All of this explains the magic ring. We can get whatever ring we want, and wear it on whatever finger we want and dance around in circles and pretend to be magical, but doing all of that is really rather silly. The true magic ring is a sign of the presence of divine grace within the one who bears the ring. It is a sacrament, an outer sign of an inner state. The magician who possesses the true ring is in communion with the Prince of the Presence, the Angel in whom is the name of God, or, in our modern magical vernacular, the Holy Guardian Angel. The ring likewise bears the great name and sign of God, as does the soul of the magician who has the right to wield the ring. The process by which the magician receives the ring is the beginning of the process of moving through the Chambers to stand in the presence of the Throne, the process by which the magician gains Mastery and becomes like the Metatron, the Lesser YHVH.

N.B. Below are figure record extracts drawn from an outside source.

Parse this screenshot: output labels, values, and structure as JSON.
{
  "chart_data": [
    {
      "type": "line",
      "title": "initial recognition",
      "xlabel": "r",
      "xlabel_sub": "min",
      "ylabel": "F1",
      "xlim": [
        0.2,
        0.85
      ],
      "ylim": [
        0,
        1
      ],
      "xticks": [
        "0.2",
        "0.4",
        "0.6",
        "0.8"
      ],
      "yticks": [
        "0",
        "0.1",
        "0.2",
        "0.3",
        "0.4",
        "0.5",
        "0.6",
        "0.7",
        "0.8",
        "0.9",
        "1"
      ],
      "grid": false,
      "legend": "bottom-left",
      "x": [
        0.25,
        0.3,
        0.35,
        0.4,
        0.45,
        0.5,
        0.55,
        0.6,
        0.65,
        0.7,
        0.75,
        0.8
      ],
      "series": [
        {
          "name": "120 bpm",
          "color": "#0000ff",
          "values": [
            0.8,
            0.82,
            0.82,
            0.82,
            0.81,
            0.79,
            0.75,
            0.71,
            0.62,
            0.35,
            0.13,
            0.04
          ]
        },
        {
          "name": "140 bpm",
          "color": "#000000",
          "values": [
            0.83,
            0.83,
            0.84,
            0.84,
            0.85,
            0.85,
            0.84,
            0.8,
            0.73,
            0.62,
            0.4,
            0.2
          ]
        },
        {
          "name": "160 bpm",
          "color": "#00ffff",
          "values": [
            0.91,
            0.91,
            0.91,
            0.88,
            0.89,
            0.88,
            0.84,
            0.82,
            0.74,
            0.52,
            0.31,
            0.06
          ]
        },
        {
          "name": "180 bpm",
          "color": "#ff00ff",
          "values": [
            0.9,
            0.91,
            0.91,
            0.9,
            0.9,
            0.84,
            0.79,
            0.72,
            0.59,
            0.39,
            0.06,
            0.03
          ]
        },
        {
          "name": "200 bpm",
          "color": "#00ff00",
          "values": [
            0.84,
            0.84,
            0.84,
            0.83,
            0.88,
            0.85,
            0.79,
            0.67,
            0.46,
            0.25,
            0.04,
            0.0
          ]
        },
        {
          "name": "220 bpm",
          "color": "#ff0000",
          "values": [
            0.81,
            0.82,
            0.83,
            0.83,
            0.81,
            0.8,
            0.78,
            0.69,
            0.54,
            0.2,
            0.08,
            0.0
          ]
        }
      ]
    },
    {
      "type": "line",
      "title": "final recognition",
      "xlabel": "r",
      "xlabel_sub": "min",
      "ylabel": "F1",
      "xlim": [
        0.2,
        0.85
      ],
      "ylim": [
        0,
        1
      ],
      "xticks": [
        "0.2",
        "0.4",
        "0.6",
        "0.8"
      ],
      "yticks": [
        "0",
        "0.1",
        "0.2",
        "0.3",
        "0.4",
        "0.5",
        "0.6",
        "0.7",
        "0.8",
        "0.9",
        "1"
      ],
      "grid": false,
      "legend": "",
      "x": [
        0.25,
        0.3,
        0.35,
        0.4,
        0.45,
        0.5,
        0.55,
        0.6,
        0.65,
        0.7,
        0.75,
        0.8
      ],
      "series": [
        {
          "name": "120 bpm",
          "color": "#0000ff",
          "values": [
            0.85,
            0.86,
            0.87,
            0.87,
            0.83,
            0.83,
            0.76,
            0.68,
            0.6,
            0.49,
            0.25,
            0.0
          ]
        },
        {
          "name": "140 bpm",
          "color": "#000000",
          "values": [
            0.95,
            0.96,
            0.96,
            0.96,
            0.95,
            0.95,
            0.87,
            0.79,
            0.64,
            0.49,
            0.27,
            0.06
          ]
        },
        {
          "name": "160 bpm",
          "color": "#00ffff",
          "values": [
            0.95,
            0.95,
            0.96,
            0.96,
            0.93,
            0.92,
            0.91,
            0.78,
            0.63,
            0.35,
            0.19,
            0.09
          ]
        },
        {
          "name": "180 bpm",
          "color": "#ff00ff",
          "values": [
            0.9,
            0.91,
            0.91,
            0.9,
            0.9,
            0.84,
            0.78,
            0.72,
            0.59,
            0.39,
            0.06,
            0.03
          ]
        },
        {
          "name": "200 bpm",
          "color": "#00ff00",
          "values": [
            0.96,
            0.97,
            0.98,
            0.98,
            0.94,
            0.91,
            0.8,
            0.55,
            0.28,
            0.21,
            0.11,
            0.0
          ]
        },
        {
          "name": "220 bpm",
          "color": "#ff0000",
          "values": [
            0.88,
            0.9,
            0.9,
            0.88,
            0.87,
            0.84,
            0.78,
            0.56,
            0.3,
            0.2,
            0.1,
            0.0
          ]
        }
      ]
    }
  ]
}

When you have properly received the ring, and then in future works you put on the ring, consider this angel's nature. By putting on the ring you wear the fiery crown of branches that harmonizes creation within the divine glory. By putting on the ring you are united with the Shekhinah, the Ruakh HaKodesh, the divine presence on earth. You have the divine authority literally at your finger tips, because, you, like Enoch, are beloved of the Creator, and you're on the road to his Throne.